Heidelberger Lügen
»Ermordet? Von Montag auf Dienstag, sagen Sie? Wann genau?«
»Das wissen wir noch nicht. Kurz vor Mitternacht hat er noch gelebt, das ist sicher. Da hat er in Mosbach getankt. Später war er dann offenbar noch einmal hier, in seiner Wohnung. Und anschließend muss er wohl wieder weggefahren sein und seinen Mörder getroffen haben.«
»In Mosbach?« Ihre Augen wurden klein. »Warten Sie … Stimmt, jetzt fällt’s mir ein: Er hat’s mir ja am Sonntag erzählt, auf der Treppe. Richtung Heilbronn wollte er am Montagabend. Irgendwas Geschäftliches, hat er gesagt. Wir sind drauf gekommen, weil mein Halbbruder dort verheiratet ist.« In Gedanken schüttelte sie den Kopf. »Und Sie haben Recht. In der Nacht hab ich ihn tatsächlich nochmal gehört. Ich wollte eben ins Bett, bin aus dem Bad gekommen und hab die Vorhänge zugezogen.« Sie schenkte mir einen ihrer funkelnden Seitenblicke. »Man weiß ja nie, welcher Spanner sich draußen herumtreibt. Und da hab ich Dean oben gehört.«
»Was genau haben Sie gehört?«
»Schritte. Nur Schritte. Er ist in der Wohnung rumgelaufen.«
»Erinnern Sie sich an die Uhrzeit?«, fragte Vangelis. »Wenigstens ungefähr?«
»Die weiß ich sogar ganz genau!« Plötzlich wurde unsere Gesprächspartnerin lebhaft. Sie zündete sich eine neue Zigarette an. »Kurz vor eins war das. Ich hatte mich gerade ausgezogen, nachts kann ich ja nichts am Leib vertragen«, wieder einer ihrer Blicke, »und da hat in der Wohnung gegenüber diese blöde Uhr angefangen zu bimmeln. Wie oft hab ich mit diesen …« Sie fauchte wütend. »Aber es gibt Leute, sag ich Ihnen, da reden Sie gegen Wände.« Mit einer letzten Charme-Attacke sah sie mir in die Augen. »Ich werd noch ein bisschen nachdenken. Bestimmt fällt mir noch das eine oder andere ein. Vielleicht gucken Sie später nochmal vorbei? Auf einen gepflegten Calvados?«
»Meinen Glückwunsch«, sagte Vangelis schadenfroh grinsend beim Weg die Treppe hinauf, »da haben Sie ja eine tolle Eroberung gemacht!«
Die Spurensicherer hatten die Wohnung freigegeben, und wir machten uns an die Arbeit. McFerrins Mobiliar war nicht mein Geschmack, aber gewiss nicht billig gewesen. Die Behausung eines wohlhabenden Junggesellen, der nicht recht weiß, was er mit seinem Geld anfangen soll. Die Wohnung wirkte aufgeräumt, alles war an seinem Platz. Man fand sich zurecht, als wäre man schon hundert Mal hier gewesen.

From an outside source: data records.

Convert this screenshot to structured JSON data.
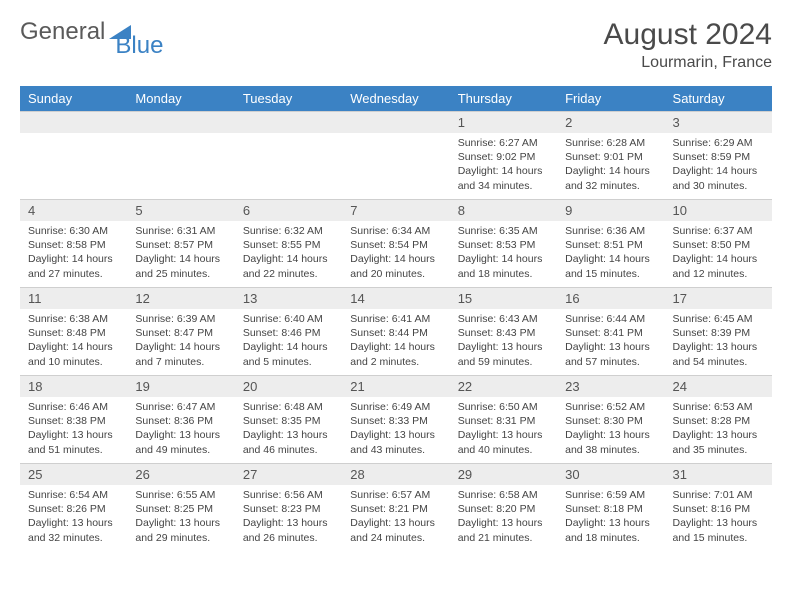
{
  "logo": {
    "text1": "General",
    "text2": "Blue"
  },
  "title": "August 2024",
  "location": "Lourmarin, France",
  "colors": {
    "header_bg": "#3b82c4",
    "header_text": "#ffffff",
    "daynum_bg": "#ededed",
    "body_text": "#444444",
    "title_text": "#4a4a4a"
  },
  "dayHeaders": [
    "Sunday",
    "Monday",
    "Tuesday",
    "Wednesday",
    "Thursday",
    "Friday",
    "Saturday"
  ],
  "weeks": [
    [
      {
        "n": "",
        "lines": []
      },
      {
        "n": "",
        "lines": []
      },
      {
        "n": "",
        "lines": []
      },
      {
        "n": "",
        "lines": []
      },
      {
        "n": "1",
        "lines": [
          "Sunrise: 6:27 AM",
          "Sunset: 9:02 PM",
          "Daylight: 14 hours and 34 minutes."
        ]
      },
      {
        "n": "2",
        "lines": [
          "Sunrise: 6:28 AM",
          "Sunset: 9:01 PM",
          "Daylight: 14 hours and 32 minutes."
        ]
      },
      {
        "n": "3",
        "lines": [
          "Sunrise: 6:29 AM",
          "Sunset: 8:59 PM",
          "Daylight: 14 hours and 30 minutes."
        ]
      }
    ],
    [
      {
        "n": "4",
        "lines": [
          "Sunrise: 6:30 AM",
          "Sunset: 8:58 PM",
          "Daylight: 14 hours and 27 minutes."
        ]
      },
      {
        "n": "5",
        "lines": [
          "Sunrise: 6:31 AM",
          "Sunset: 8:57 PM",
          "Daylight: 14 hours and 25 minutes."
        ]
      },
      {
        "n": "6",
        "lines": [
          "Sunrise: 6:32 AM",
          "Sunset: 8:55 PM",
          "Daylight: 14 hours and 22 minutes."
        ]
      },
      {
        "n": "7",
        "lines": [
          "Sunrise: 6:34 AM",
          "Sunset: 8:54 PM",
          "Daylight: 14 hours and 20 minutes."
        ]
      },
      {
        "n": "8",
        "lines": [
          "Sunrise: 6:35 AM",
          "Sunset: 8:53 PM",
          "Daylight: 14 hours and 18 minutes."
        ]
      },
      {
        "n": "9",
        "lines": [
          "Sunrise: 6:36 AM",
          "Sunset: 8:51 PM",
          "Daylight: 14 hours and 15 minutes."
        ]
      },
      {
        "n": "10",
        "lines": [
          "Sunrise: 6:37 AM",
          "Sunset: 8:50 PM",
          "Daylight: 14 hours and 12 minutes."
        ]
      }
    ],
    [
      {
        "n": "11",
        "lines": [
          "Sunrise: 6:38 AM",
          "Sunset: 8:48 PM",
          "Daylight: 14 hours and 10 minutes."
        ]
      },
      {
        "n": "12",
        "lines": [
          "Sunrise: 6:39 AM",
          "Sunset: 8:47 PM",
          "Daylight: 14 hours and 7 minutes."
        ]
      },
      {
        "n": "13",
        "lines": [
          "Sunrise: 6:40 AM",
          "Sunset: 8:46 PM",
          "Daylight: 14 hours and 5 minutes."
        ]
      },
      {
        "n": "14",
        "lines": [
          "Sunrise: 6:41 AM",
          "Sunset: 8:44 PM",
          "Daylight: 14 hours and 2 minutes."
        ]
      },
      {
        "n": "15",
        "lines": [
          "Sunrise: 6:43 AM",
          "Sunset: 8:43 PM",
          "Daylight: 13 hours and 59 minutes."
        ]
      },
      {
        "n": "16",
        "lines": [
          "Sunrise: 6:44 AM",
          "Sunset: 8:41 PM",
          "Daylight: 13 hours and 57 minutes."
        ]
      },
      {
        "n": "17",
        "lines": [
          "Sunrise: 6:45 AM",
          "Sunset: 8:39 PM",
          "Daylight: 13 hours and 54 minutes."
        ]
      }
    ],
    [
      {
        "n": "18",
        "lines": [
          "Sunrise: 6:46 AM",
          "Sunset: 8:38 PM",
          "Daylight: 13 hours and 51 minutes."
        ]
      },
      {
        "n": "19",
        "lines": [
          "Sunrise: 6:47 AM",
          "Sunset: 8:36 PM",
          "Daylight: 13 hours and 49 minutes."
        ]
      },
      {
        "n": "20",
        "lines": [
          "Sunrise: 6:48 AM",
          "Sunset: 8:35 PM",
          "Daylight: 13 hours and 46 minutes."
        ]
      },
      {
        "n": "21",
        "lines": [
          "Sunrise: 6:49 AM",
          "Sunset: 8:33 PM",
          "Daylight: 13 hours and 43 minutes."
        ]
      },
      {
        "n": "22",
        "lines": [
          "Sunrise: 6:50 AM",
          "Sunset: 8:31 PM",
          "Daylight: 13 hours and 40 minutes."
        ]
      },
      {
        "n": "23",
        "lines": [
          "Sunrise: 6:52 AM",
          "Sunset: 8:30 PM",
          "Daylight: 13 hours and 38 minutes."
        ]
      },
      {
        "n": "24",
        "lines": [
          "Sunrise: 6:53 AM",
          "Sunset: 8:28 PM",
          "Daylight: 13 hours and 35 minutes."
        ]
      }
    ],
    [
      {
        "n": "25",
        "lines": [
          "Sunrise: 6:54 AM",
          "Sunset: 8:26 PM",
          "Daylight: 13 hours and 32 minutes."
        ]
      },
      {
        "n": "26",
        "lines": [
          "Sunrise: 6:55 AM",
          "Sunset: 8:25 PM",
          "Daylight: 13 hours and 29 minutes."
        ]
      },
      {
        "n": "27",
        "lines": [
          "Sunrise: 6:56 AM",
          "Sunset: 8:23 PM",
          "Daylight: 13 hours and 26 minutes."
        ]
      },
      {
        "n": "28",
        "lines": [
          "Sunrise: 6:57 AM",
          "Sunset: 8:21 PM",
          "Daylight: 13 hours and 24 minutes."
        ]
      },
      {
        "n": "29",
        "lines": [
          "Sunrise: 6:58 AM",
          "Sunset: 8:20 PM",
          "Daylight: 13 hours and 21 minutes."
        ]
      },
      {
        "n": "30",
        "lines": [
          "Sunrise: 6:59 AM",
          "Sunset: 8:18 PM",
          "Daylight: 13 hours and 18 minutes."
        ]
      },
      {
        "n": "31",
        "lines": [
          "Sunrise: 7:01 AM",
          "Sunset: 8:16 PM",
          "Daylight: 13 hours and 15 minutes."
        ]
      }
    ]
  ]
}
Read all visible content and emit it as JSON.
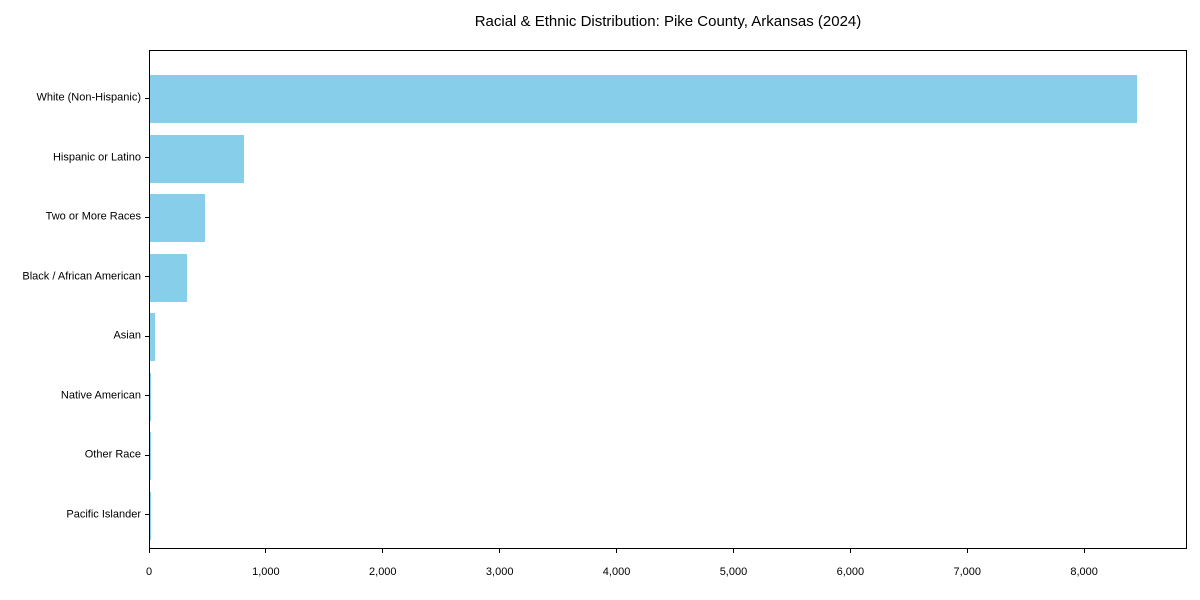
{
  "chart_data": {
    "type": "bar",
    "orientation": "horizontal",
    "title": "Racial & Ethnic Distribution: Pike County, Arkansas (2024)",
    "categories": [
      "White (Non-Hispanic)",
      "Hispanic or Latino",
      "Two or More Races",
      "Black / African American",
      "Asian",
      "Native American",
      "Other Race",
      "Pacific Islander"
    ],
    "values": [
      8440,
      800,
      470,
      315,
      45,
      12,
      4,
      1
    ],
    "xlabel": "",
    "ylabel": "",
    "xlim": [
      0,
      8880
    ],
    "x_ticks": [
      0,
      1000,
      2000,
      3000,
      4000,
      5000,
      6000,
      7000,
      8000
    ],
    "x_tick_labels": [
      "0",
      "1,000",
      "2,000",
      "3,000",
      "4,000",
      "5,000",
      "6,000",
      "7,000",
      "8,000"
    ],
    "bar_color": "#87CEEB",
    "axis_color": "#000000",
    "background_color": "#ffffff",
    "grid": false,
    "legend": null
  }
}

Nach einer halben Stunde wussten wir alles Wesentliche über ihn. Dean Morris McFerrin war keineswegs Ire. Er war neunzehnhundertsechzig im englischen Bristol zur Welt gekommen, hatte eine ordentliche Schulbildung genossen und mit Noten abgeschlossen, die erheblich besser waren als die meiner Töchter zurzeit. Nach einem Ingenieurstudium in Birmingham stieß er zur British Army und kam auf diesem Weg nach Deutschland, in die Nähe von Lüneburg. Dort hatte er geheiratet, eine Tochter kam elf Monate später zur Welt. Nach sechs Jahren und dem dritten Kind wurde die Ehe geschieden.
Bald darauf nahm McFerrin seinen Abschied von der Army und fand in der Nähe von Frankfurt eine Stelle als Computerfachmann. Über die Jahre wechselte er mehrfach den Arbeitgeber. Zuletzt war er hier in Heidelberg bei einer Firma namens SETAC gewesen, von der ich noch nie gehört hatte. Ich überflog seine Zeugnisse. Man lobte ihn als fleißig und gewissenhaft, wenn auch, war zwischen den Zeilen zu lesen, ein wenig verschlossen. Ein guter Teamarbeiter war er offenbar nicht gewesen.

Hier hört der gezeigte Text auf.